So on Monday, I huddled with a diplomat in the Qatar capital, Doha.
I wanted to know why, as an East African, I should be losing sleep over events in the Middle East, especially the Islamic State’s rampage, the war in Syria and Yemen, and what some have called the Sunni coalition led by Saudi Arabia against the Iran-anchored Shia coalition.
His view was that the Saudi have been extremely audacious, and equally dangerous, in their play.
To begin with the one we all know, was its move to crush American shale oil production by driving prices down.
With the nuclear talks between regional rival Iran and world powers, Saudi Arabia also wanted to make any eventual deal an empty economic victory for Tehran, because its return to an oil market where historically low prices reigned, meant it would gain little.
The Saudis were also seeking to get the Americans more directly involved in the war in Syria, where Iran-allied President Bashar al-Assad’s embattled regime was nevertheless stubbornly clinging on in a war against myriad rebel groups.
The Saudis largely failed. The Iran nuclear deal was signed.
Second, they didn’t reckon on the muscular intervention in Syria by Russia to back Assad.
They also underestimated the resilience and technological nimbleness of American shale, so they lost that gamble.
However, their “price war” wrecked oil economies in Africa like Nigeria and Angola and, in East Africa, helped postpone commercial exploitation of new oil finds in Uganda and Kenya.
Still, the Saudis upped the stakes, cobbling together another coalition to bomb Yemen, where Iran-backed Houthi rebels were on the verge of taking power.
This has become a stalemate, but not before Senegal, Morocco, Egypt, and Sudan had thrown in their guns behind the Saudis.
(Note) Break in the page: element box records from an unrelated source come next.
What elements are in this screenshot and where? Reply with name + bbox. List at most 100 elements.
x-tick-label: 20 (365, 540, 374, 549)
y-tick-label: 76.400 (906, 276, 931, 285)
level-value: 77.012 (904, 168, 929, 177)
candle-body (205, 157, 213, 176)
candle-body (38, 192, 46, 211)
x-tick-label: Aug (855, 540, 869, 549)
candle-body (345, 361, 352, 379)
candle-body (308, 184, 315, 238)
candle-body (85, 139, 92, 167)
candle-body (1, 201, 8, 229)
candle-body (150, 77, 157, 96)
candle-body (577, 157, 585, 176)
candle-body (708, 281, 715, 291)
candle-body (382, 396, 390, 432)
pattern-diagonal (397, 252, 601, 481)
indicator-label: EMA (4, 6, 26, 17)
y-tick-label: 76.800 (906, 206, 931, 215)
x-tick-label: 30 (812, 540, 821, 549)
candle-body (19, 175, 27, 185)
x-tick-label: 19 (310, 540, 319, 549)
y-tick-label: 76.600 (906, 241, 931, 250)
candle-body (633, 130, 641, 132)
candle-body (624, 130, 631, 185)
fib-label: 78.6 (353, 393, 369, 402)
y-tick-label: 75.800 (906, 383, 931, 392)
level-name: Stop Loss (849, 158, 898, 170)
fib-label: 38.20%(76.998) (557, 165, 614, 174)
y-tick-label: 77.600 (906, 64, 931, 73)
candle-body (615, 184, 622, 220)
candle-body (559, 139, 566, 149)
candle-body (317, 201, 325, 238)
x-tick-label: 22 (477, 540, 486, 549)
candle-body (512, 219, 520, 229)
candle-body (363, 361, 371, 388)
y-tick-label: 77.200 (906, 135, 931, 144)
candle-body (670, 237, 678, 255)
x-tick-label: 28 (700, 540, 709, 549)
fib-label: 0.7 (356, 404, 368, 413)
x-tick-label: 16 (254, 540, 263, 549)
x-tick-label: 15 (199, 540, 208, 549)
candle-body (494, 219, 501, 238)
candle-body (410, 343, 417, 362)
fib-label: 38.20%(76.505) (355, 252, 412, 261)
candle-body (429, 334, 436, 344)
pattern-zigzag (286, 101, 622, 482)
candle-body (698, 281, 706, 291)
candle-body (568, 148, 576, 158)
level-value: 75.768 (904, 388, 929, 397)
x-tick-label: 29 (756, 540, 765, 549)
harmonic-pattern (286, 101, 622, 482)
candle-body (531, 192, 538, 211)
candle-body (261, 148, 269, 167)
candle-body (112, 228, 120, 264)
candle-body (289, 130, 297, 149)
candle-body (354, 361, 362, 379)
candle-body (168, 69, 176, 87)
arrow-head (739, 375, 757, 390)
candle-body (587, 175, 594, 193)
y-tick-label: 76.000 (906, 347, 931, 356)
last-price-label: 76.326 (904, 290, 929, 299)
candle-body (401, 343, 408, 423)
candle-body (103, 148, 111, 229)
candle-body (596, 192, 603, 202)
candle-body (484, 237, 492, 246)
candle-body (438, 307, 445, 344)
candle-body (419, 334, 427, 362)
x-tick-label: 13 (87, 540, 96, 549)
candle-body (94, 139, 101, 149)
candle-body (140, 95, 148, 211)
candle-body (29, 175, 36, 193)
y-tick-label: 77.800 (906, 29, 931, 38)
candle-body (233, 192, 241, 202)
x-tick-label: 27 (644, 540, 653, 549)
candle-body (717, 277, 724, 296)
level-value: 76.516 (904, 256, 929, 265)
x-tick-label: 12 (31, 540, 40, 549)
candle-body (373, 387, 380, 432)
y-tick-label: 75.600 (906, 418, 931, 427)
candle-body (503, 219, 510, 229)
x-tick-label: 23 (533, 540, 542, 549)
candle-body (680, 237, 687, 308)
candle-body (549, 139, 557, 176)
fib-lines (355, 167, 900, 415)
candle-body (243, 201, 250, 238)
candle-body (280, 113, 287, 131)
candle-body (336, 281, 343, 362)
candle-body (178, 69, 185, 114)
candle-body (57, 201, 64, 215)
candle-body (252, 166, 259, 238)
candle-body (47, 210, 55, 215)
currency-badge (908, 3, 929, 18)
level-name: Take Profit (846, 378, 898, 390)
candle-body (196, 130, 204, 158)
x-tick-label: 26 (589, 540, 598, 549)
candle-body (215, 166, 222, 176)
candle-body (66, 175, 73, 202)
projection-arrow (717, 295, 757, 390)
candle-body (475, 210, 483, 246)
In East Africa and the Horn, besides Sudan sending nearly 1,000 troops into the Yemen fight, Djibouti and Somalia cut diplomatic links with Iran in solidarity with the Saudis.
Potentially, then, the southern frontline of the Syrian and Yemen wars is now at the Kenyan border with Somalia.
But perhaps Saudi Arabia’s most deadly move was its recent decision to cut $4 billion in military and other aid to Lebanon.
Many observers are puzzled, arguing that it gives Iran greater room to increase its influence in Lebanon through its ally, the militant Hezbollah group.
But then, that’s the point. A fragile Lebanon could collapse, and Hezbollah would profit. Neither Israel nor the US would stand by and let Hezbollah take over in Lebanon. Israel would invade, which would radicalise the region and profit the Islamic State and Al Qaeda further. The refugee flood into Jordan, Turkey and ultimately Europe, would spiral. The US would have to move in. Saudi Arabia would be the only regional power with the ability to dial down the crisis. Oil prices would jump. The Uganda-Tanzania (or will it be Uganda-Kenya) oil pipeline would be quickly built because it would make sense. Oil would flow in Turkana. Nigeria would wake from its economic coma. For reasons of self-interest, these countries will support the Saudi Arabian geopolitical posture in the Middle East. Impressive puppetry, if it works. Riyadh can only hope that no one decides that the Middle East will be better by collapsing the house of Saud itself. Still, for East Africa, that would be even better for its oil.